Un acteur courtisé devenu réalisateur
Michel Blanc devient un acteur courtisé, au-delà du champ de la comédie. Monsieur Hire (1989), sombre adaptation de Simenon par Patrice Leconte, lui vaut sa deuxième nomination au César du meilleur acteur. Au début des années 1990, cependant, ce crédit de grand acteur dans des films “sérieux” s’émousse assez vite. Il faut dire que l’acteur consacre désormais beaucoup d’énergie à sa carrière de réalisateur. Celle-ci débute avec le triomphe public de Marche à l’ombre (César de la meilleure première œuvre en 1985), dont il est également l’interprète aux côtés de Gérard Lanvin. Le film joue sur les codes classiques du buddy-movie masculin, en y ajoutant un soupçon de sentimentalité peu virile, avec des câlins entre hommes et des déclarations d’amitié quasi énamourées. Marche à l’ombre explore aussi une France encore peu filmée, celle des squats et des populations immigrées entassées dans des bâtiments insalubres. Malgré l’immense succès du film (plus de 6 millions d’entrées), Michel Blanc attend dix ans avant de se lancer dans une nouvelle réalisation.
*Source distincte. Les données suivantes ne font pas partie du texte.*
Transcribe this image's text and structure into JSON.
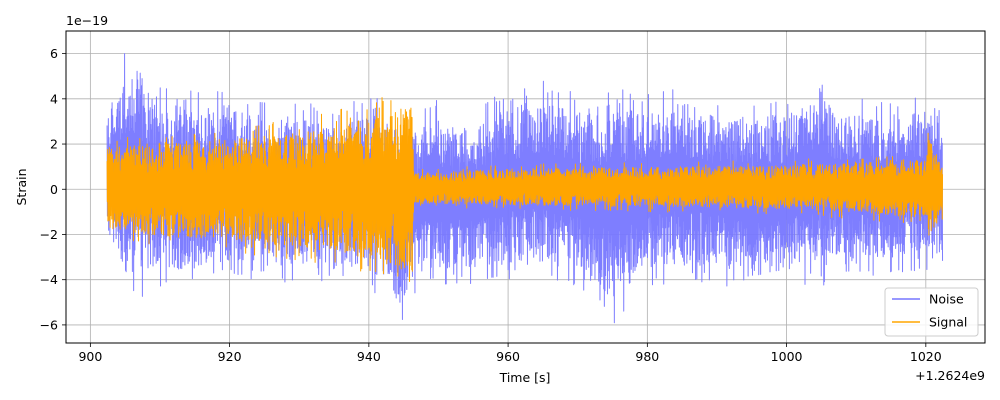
{
  "chart_data": {
    "type": "line",
    "xlabel": "Time [s]",
    "ylabel": "Strain",
    "x_offset_label": "+1.2624e9",
    "y_scale_label": "1e−19",
    "xlim": [
      896.5,
      1028.5
    ],
    "ylim": [
      -6.8,
      7.0
    ],
    "x_ticks": [
      900,
      920,
      940,
      960,
      980,
      1000,
      1020
    ],
    "x_tick_labels": [
      "900",
      "920",
      "940",
      "960",
      "980",
      "1000",
      "1020"
    ],
    "y_ticks": [
      -6,
      -4,
      -2,
      0,
      2,
      4,
      6
    ],
    "y_tick_labels": [
      "−6",
      "−4",
      "−2",
      "0",
      "2",
      "4",
      "6"
    ],
    "grid": true,
    "legend_position": "bottom-right",
    "series": [
      {
        "name": "Noise",
        "color": "#7777ff",
        "x_range": [
          902.4,
          1022.4
        ],
        "envelope": [
          {
            "x": 902.4,
            "min": -2.2,
            "max": 3.0
          },
          {
            "x": 905,
            "min": -5.0,
            "max": 6.4
          },
          {
            "x": 907,
            "min": -5.1,
            "max": 6.4
          },
          {
            "x": 910,
            "min": -4.5,
            "max": 4.8
          },
          {
            "x": 915,
            "min": -4.4,
            "max": 4.4
          },
          {
            "x": 920,
            "min": -4.0,
            "max": 4.6
          },
          {
            "x": 925,
            "min": -4.2,
            "max": 4.1
          },
          {
            "x": 930,
            "min": -4.3,
            "max": 4.0
          },
          {
            "x": 935,
            "min": -4.3,
            "max": 3.5
          },
          {
            "x": 940,
            "min": -4.3,
            "max": 4.2
          },
          {
            "x": 944.5,
            "min": -6.1,
            "max": 3.8
          },
          {
            "x": 947,
            "min": -4.5,
            "max": 3.6
          },
          {
            "x": 950,
            "min": -4.4,
            "max": 4.0
          },
          {
            "x": 955,
            "min": -4.2,
            "max": 3.5
          },
          {
            "x": 960,
            "min": -4.2,
            "max": 4.5
          },
          {
            "x": 965,
            "min": -4.3,
            "max": 5.0
          },
          {
            "x": 970,
            "min": -4.3,
            "max": 4.2
          },
          {
            "x": 975,
            "min": -6.2,
            "max": 5.2
          },
          {
            "x": 980,
            "min": -4.4,
            "max": 4.2
          },
          {
            "x": 985,
            "min": -4.3,
            "max": 4.8
          },
          {
            "x": 990,
            "min": -4.2,
            "max": 4.1
          },
          {
            "x": 995,
            "min": -4.8,
            "max": 4.2
          },
          {
            "x": 1000,
            "min": -4.4,
            "max": 4.2
          },
          {
            "x": 1005,
            "min": -4.3,
            "max": 4.9
          },
          {
            "x": 1010,
            "min": -4.1,
            "max": 4.1
          },
          {
            "x": 1015,
            "min": -3.8,
            "max": 3.8
          },
          {
            "x": 1020,
            "min": -3.6,
            "max": 4.4
          },
          {
            "x": 1022.4,
            "min": -3.6,
            "max": 3.8
          }
        ]
      },
      {
        "name": "Signal",
        "color": "#ffa500",
        "x_range": [
          902.4,
          1022.4
        ],
        "envelope": [
          {
            "x": 902.4,
            "min": -2.2,
            "max": 2.3
          },
          {
            "x": 910,
            "min": -2.6,
            "max": 2.6
          },
          {
            "x": 920,
            "min": -2.8,
            "max": 2.8
          },
          {
            "x": 930,
            "min": -3.2,
            "max": 3.1
          },
          {
            "x": 940,
            "min": -3.8,
            "max": 3.9
          },
          {
            "x": 945,
            "min": -4.5,
            "max": 4.6
          },
          {
            "x": 946.3,
            "min": -5.0,
            "max": 5.4
          },
          {
            "x": 946.5,
            "min": -0.8,
            "max": 0.9
          },
          {
            "x": 960,
            "min": -0.9,
            "max": 1.1
          },
          {
            "x": 980,
            "min": -1.0,
            "max": 1.2
          },
          {
            "x": 1000,
            "min": -1.1,
            "max": 1.3
          },
          {
            "x": 1020,
            "min": -1.6,
            "max": 1.7
          },
          {
            "x": 1020.4,
            "min": -2.6,
            "max": 2.8
          },
          {
            "x": 1022.4,
            "min": -1.4,
            "max": 1.4
          }
        ]
      }
    ]
  }
}
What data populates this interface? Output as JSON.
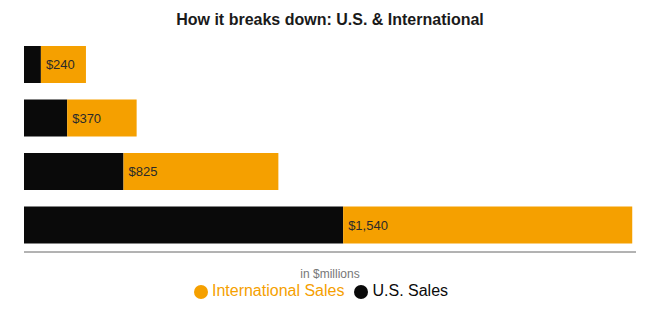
{
  "chart_data": {
    "type": "bar",
    "title": "How it breaks down: U.S. & International",
    "subtitle": "in $millions",
    "orientation": "horizontal",
    "stacked": true,
    "legend": "bottom",
    "tick_labels": false,
    "categories": [
      null,
      null,
      null,
      null
    ],
    "xlim": [
      0,
      3260
    ],
    "series": [
      {
        "name": "U.S. Sales",
        "color": "#0a0a0a",
        "values": [
          90,
          230,
          530,
          1700
        ]
      },
      {
        "name": "International Sales",
        "color": "#F5A000",
        "values": [
          240,
          370,
          825,
          1540
        ],
        "value_labels": [
          "$240",
          "$370",
          "$825",
          "$1,540"
        ],
        "data_labels": true
      }
    ]
  }
}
En 1994 sort Grosse fatigue, coécrit avec Jacques Audiard, une comédie angoissée sous l’influence de Bertrand Blier. Michel Blanc y incarne son propre rôle, plongé dans une intrigue kafkaïenne où un double essaie de l’évincer de sa propre vie. Entre Monsieur Klein de Joseh Losey et un épisode un peu perché de Dix pour cent, le film fait défiler tout le cinéma français de l’époque pour incarner le cauchemar paranoïaque de l’exclusion de son auteur. Bien que sombre et étrange, le film trouve à nouveau son public et réunit plus de deux millions de spectateur·ices.
Cinéaste à succès mais peu prolifique, Blanc ne réalisera que trois films par la suite : Mauvaise passe en 1999, encore plus sombre et qui échouera au box-office, le très choral Embrassez qui vous voudrez en 2002 (un nouveau grand succès) et sa suite peu convaincante en 2018, Voyez comme on danse.
Chez Téchiné
Durant cette période, l’acteur trouve un rythme de croisière assez stable, alternant entre succès publics, comme Je vous trouve très beau d’Isabelle Mergault (2005) ou la reformation des Bronzés (2006), et des films plus tournés vers l’art et essai. Par exemple, le très beau Les Témoins (2007) d’André Téchiné, dans lequel il incarne un médecin gay dans les années 1980, luttant contre l’explosion de l’épidémie de sida. Ou encore La Fille du RER (2009) du même Téchiné, dans lequel il interprète un avocat chargé du dossier d’une jeune fille (incarnée par Émilie Dequenne) ayant inventé une agression antisémite, et qui retrouve un amour de jeunesse (joué par Catherine Deneuve). Enfin, dans L’Exercice de l’État de Pierre Schoeller, il excelle en directeur de cabinet cauteleux, rôle qui lui vaudra un César.
Michel Blanc était né avec un souffle au cœur, et c’est ce cœur qui s’est arrêté de battre ce 3 octobre entraînant son décès à l’hôpital Saint-Antoine, à Paris, à l’âge de 72 ans.